De plus, quelle que soit la suite qui sera donnée à ces initiatives, il importe d’insister sur le fait que des infirmiers non européens bien formés, immédiatement disponibles et maîtrisant le français, résident déjà en France pour des raisons familiales et ont donc vocation à y demeurer, sans qu’il soit nécessaire de chercher à les recruter sur un autre continent. Or, aucun de leurs diplômes n’étant actuellement reconnu, ces soignants n’ont d’autre choix, s’ils souhaitent exercer, que de recommencer entièrement leurs études — une obligation qui décourage (et humilie) tout candidat, comme le souligne la responsable du recrutement international d’un grand groupe français de cliniques : « Nous avons des candidats (infirmiers diplômés hors pays à équivalence automatique), mais aucun ne veut refaire trois ans d’études. Aussi s’orientent-ils vers la Belgique ou l’Allemagne » [12].

Dans tous les cas de figure, un préalable indispensable devrait consister à mettre fin au verrou d’une certification obligatoirement décernée dans l’UE — qui ne constitue pas systématiquement un gage de meilleure qualité — puis à organiser l’évaluation individualisée des titres académiques, de l’expérience et des connaissances, condition sine qua non d’une autorisation d’exercice et de la confiance du patient envers son praticien.
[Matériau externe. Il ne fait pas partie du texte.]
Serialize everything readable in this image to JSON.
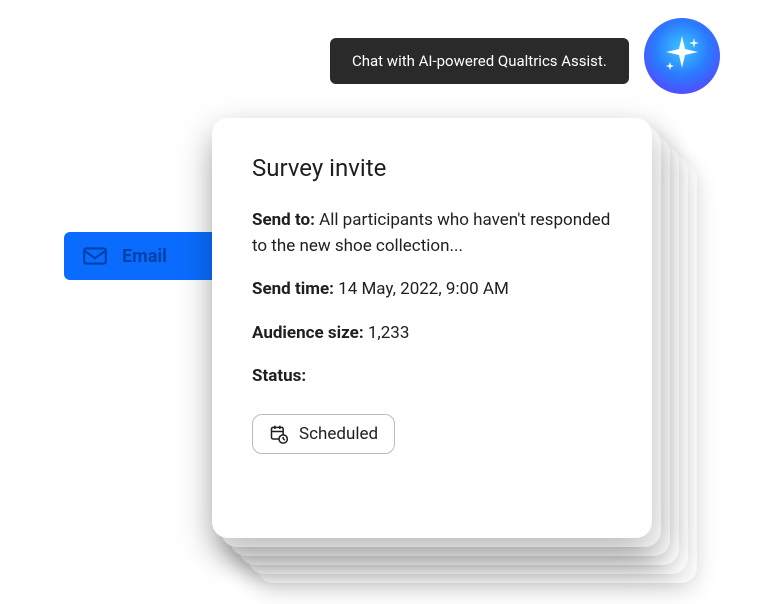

Aussi importe-t-il d’étendre à la profession infirmière les dispositions existant déjà pour d’autres filières de santé (médecins, sages-femmes, dentistes) en veillant surtout à la qualité des dossiers individuels. Un assouplissement rapide des dispositions existantes, complété, au besoin, par des formations additionnelles, semble donc la logique la plus raisonnable et la plus conforme à l’intérêt public.

Gérard Teulière
Maître de Conférences honoraire, président de PenserAgir.

[1] Cf. Gérard Teulière, « La pénurie de soignants appelle le pragmatisme ». Entreprendre, mars 2023.

[2] Chiffres de 2022. Cf. .Audrey Parvais, « Emploi : infirmier, une profession parmi les plus en tension », Infirmiers.com19 janvier 2024.

[3] Particulièrement les articles L1110 à L641-1 du Code de la santé publique.

[4] « Come può un infermiere straniero lavorare in Italia ? » Lavoro.gov.it (site du gouvernement italien),12 novembre 2021. (Texte de ref : Circulaire du 12 avril 2000 « Procedura riconoscimento del titolo per infermieri professionali e moduli allegati », alinéa C  ; « Homologación y reconocimientos », Consejo General de Colegios Oficiales de Enfermería en España » (texte de ref : Décret Royal (Espagne) 889/2022 du 18 octobre 2022).

[5] Der Standard, 24 février 2024 : « Schauplatz » über das Werben um Pflegekräfte aus Kolumbien » https://www.derstandard.at/story/3000000209231/orf-schauplatz-ueber-das-werben-um-pflegekraefte-aus-kolumbien

[6] « La Lombardia sta cercando infermieri in Sudamerica » Il Post, 2 février 2024 :  https://www.ilpost.it/2024/04/02/infermieri-lombardia-sudamerica/

[7] Agence fédérale allemande pour l’emploi (Bundesagentur für Arbeit) :  https://www.arbeitsagentur.de/vor-ort/datei/ag-broschuerepflegefachkraeftelateinamerika_ba178277.pdf

[8] Commission Européenne, 17 mars 2023  : https://migrant-integration.ec.europa.eu/news/deutschland-wirbt-um-pflegekraefte-aus-lateinamerika_fr (« L’Allemagne recrute du personnel soignant en Amérique latine »).

[9] Alain Rouquié. Amérique latine, Introduction à l’Extrême-Occident, Seuil, 1987.

[10] DeutschlandFunk  : https://www.deutschlandfunk.de/brasilianische-pflegekraefte-fuer-deutschland-100.html#:~:text=Denn%20Pflegekr%C3%A4fte%20aus%20Brasilien%20sind,wenn%20sie%20als%20Pflegeassistenzkraft%20anfangen

[11] Audrey Parvais :   » Infirmiers et aide-soignants : la pénurie frappe aussi le privé »  Infirmiers.com02 janvier 2023.

[12] Cf. Géraldine Langlois : « Recruter des infirmiers à l’étranger : une dynamique mondiale peu présente en France », ActuSoins, 31 octobre 2022.